The name of the town is derived from "deira" ("monastery/church" in Syriac) and "Luqa" ("Luke" in Syriac), and thus Deraluk translates to "monastery or church of Saint Luke".[4]

History

In 1920, Deraluk was settled by Assyrians of the Baz clan after their expulsion from the region of Hakkari in Turkey.[4] It was named after a ruined monastery of Saint Luke in the vicinity.[4] Prior to the Simele massacre in 1933, Deraluk was inhabited by 130 Assyrians, many of whom were forced to flee the violence and settled along the River Khabur in Syria.[4]

Deraluk was made a mujamma (collective town) by the Iraqi government in 1978 and settled by displaced Assyrians from Nerwa and Rekan along the Iraq–Turkey border.[4] Forty-five houses were constructed for the thirty households that came from Qārō, five households from Lower Nerwa, five households from Derigni, and five households from Wela.[4] In the following year, a church of Mar Khnana was constructed.[4]

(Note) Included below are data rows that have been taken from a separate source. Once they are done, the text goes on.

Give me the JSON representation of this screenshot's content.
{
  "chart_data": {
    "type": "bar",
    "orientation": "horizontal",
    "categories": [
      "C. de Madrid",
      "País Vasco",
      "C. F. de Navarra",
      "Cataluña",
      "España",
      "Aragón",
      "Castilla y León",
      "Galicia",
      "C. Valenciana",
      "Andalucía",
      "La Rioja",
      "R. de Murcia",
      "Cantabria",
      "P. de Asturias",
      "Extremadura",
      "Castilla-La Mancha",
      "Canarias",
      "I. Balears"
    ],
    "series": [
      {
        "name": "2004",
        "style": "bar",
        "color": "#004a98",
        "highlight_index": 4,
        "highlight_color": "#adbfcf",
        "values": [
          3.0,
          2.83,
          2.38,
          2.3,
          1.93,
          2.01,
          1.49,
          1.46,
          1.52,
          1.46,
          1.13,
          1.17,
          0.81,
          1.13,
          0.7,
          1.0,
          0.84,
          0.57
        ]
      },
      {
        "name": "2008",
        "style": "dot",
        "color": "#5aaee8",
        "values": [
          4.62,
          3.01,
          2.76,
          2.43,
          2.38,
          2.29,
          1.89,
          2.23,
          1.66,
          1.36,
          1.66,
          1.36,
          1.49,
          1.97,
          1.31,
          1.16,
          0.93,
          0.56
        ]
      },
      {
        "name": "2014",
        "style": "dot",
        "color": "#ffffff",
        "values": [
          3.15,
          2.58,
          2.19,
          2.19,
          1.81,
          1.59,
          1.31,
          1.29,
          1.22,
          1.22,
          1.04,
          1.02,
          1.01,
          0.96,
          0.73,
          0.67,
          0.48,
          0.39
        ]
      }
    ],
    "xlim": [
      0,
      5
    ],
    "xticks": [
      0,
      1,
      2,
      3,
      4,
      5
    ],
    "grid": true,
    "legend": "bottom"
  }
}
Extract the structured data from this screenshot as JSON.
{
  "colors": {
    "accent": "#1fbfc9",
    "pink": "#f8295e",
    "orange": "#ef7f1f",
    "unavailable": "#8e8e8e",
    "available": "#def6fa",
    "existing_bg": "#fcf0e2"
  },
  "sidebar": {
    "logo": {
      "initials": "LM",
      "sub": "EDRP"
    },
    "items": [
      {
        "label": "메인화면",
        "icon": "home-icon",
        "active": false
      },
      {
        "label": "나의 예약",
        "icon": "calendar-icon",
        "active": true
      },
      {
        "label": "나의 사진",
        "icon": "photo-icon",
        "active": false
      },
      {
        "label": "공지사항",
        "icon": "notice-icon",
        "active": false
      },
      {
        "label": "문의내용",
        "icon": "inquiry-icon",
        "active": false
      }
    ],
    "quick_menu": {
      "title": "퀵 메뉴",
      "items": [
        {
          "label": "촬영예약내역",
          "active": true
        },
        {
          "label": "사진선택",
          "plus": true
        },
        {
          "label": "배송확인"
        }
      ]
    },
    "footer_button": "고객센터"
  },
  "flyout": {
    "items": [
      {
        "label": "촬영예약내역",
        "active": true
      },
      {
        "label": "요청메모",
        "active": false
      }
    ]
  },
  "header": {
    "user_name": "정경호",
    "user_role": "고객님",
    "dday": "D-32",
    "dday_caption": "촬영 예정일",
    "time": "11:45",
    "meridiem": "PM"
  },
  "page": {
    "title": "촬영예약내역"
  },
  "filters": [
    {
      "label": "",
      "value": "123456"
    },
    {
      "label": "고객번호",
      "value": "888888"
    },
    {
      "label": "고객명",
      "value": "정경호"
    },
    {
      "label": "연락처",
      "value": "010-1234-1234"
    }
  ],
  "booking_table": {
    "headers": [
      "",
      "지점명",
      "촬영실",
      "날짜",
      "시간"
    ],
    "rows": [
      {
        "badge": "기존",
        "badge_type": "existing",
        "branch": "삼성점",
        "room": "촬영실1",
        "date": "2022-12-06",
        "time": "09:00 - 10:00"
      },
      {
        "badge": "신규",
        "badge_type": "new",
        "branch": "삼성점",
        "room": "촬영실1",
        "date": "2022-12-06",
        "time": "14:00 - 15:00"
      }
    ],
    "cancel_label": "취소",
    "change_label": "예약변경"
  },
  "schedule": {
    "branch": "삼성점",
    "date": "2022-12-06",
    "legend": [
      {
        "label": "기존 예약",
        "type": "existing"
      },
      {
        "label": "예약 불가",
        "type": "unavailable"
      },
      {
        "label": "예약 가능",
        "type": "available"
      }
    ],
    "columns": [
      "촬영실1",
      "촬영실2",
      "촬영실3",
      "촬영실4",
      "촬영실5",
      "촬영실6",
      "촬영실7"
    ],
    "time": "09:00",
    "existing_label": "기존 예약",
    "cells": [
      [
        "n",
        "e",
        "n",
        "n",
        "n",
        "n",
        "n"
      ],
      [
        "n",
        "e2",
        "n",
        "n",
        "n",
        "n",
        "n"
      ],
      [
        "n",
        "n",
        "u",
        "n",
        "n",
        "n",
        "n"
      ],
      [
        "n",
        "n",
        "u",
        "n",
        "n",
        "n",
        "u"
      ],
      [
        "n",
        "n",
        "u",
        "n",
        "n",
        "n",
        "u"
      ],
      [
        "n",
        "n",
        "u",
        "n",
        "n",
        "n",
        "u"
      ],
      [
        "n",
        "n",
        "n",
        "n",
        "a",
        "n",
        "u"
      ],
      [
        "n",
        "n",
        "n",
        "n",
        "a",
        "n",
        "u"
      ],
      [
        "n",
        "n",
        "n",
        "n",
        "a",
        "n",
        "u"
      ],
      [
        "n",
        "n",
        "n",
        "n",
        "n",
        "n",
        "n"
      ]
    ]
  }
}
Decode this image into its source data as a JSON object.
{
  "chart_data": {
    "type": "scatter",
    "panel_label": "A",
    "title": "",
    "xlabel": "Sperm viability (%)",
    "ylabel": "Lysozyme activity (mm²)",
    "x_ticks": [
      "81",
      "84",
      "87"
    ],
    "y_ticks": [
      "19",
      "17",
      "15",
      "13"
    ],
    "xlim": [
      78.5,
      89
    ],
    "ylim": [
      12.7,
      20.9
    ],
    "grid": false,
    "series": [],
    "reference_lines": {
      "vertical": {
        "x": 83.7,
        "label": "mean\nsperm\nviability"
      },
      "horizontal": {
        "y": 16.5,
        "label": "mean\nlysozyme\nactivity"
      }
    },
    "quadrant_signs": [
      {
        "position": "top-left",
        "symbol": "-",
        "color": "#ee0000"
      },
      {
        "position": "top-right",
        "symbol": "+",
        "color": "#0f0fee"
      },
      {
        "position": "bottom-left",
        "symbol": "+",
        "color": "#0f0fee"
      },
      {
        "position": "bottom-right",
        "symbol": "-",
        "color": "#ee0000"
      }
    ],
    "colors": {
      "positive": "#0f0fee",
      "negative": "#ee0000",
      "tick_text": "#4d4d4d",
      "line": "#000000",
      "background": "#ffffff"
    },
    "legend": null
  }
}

It was used as a mujamma again in 1987–1988 during the Anfal campaign.[6] At Deraluk, Kurdistan Democratic Party guerrillas seized documents pertaining to the use of biological and chemical weapons by the Iraqi Armed Forces during the Iran-Iraq War in January 1988.[7]

On 5 December 2011, amidst the 2011 Duhok riots, alcohol shops were targeted by rioters and four were set alight and two others were ransacked.[8] In 2012, an estimated 525 Assyrians inhabited Deraluk.[9] Humanitarian aid was delivered to 72 displaced families from Mosul and the Nineveh Plains by the Assyrian Aid Society in January 2015.[10] As of 2023, approximately 100 Assyrians, comprising 40 families, all adherents of the Assyrian Church of the East, reside in Deraluk.[11]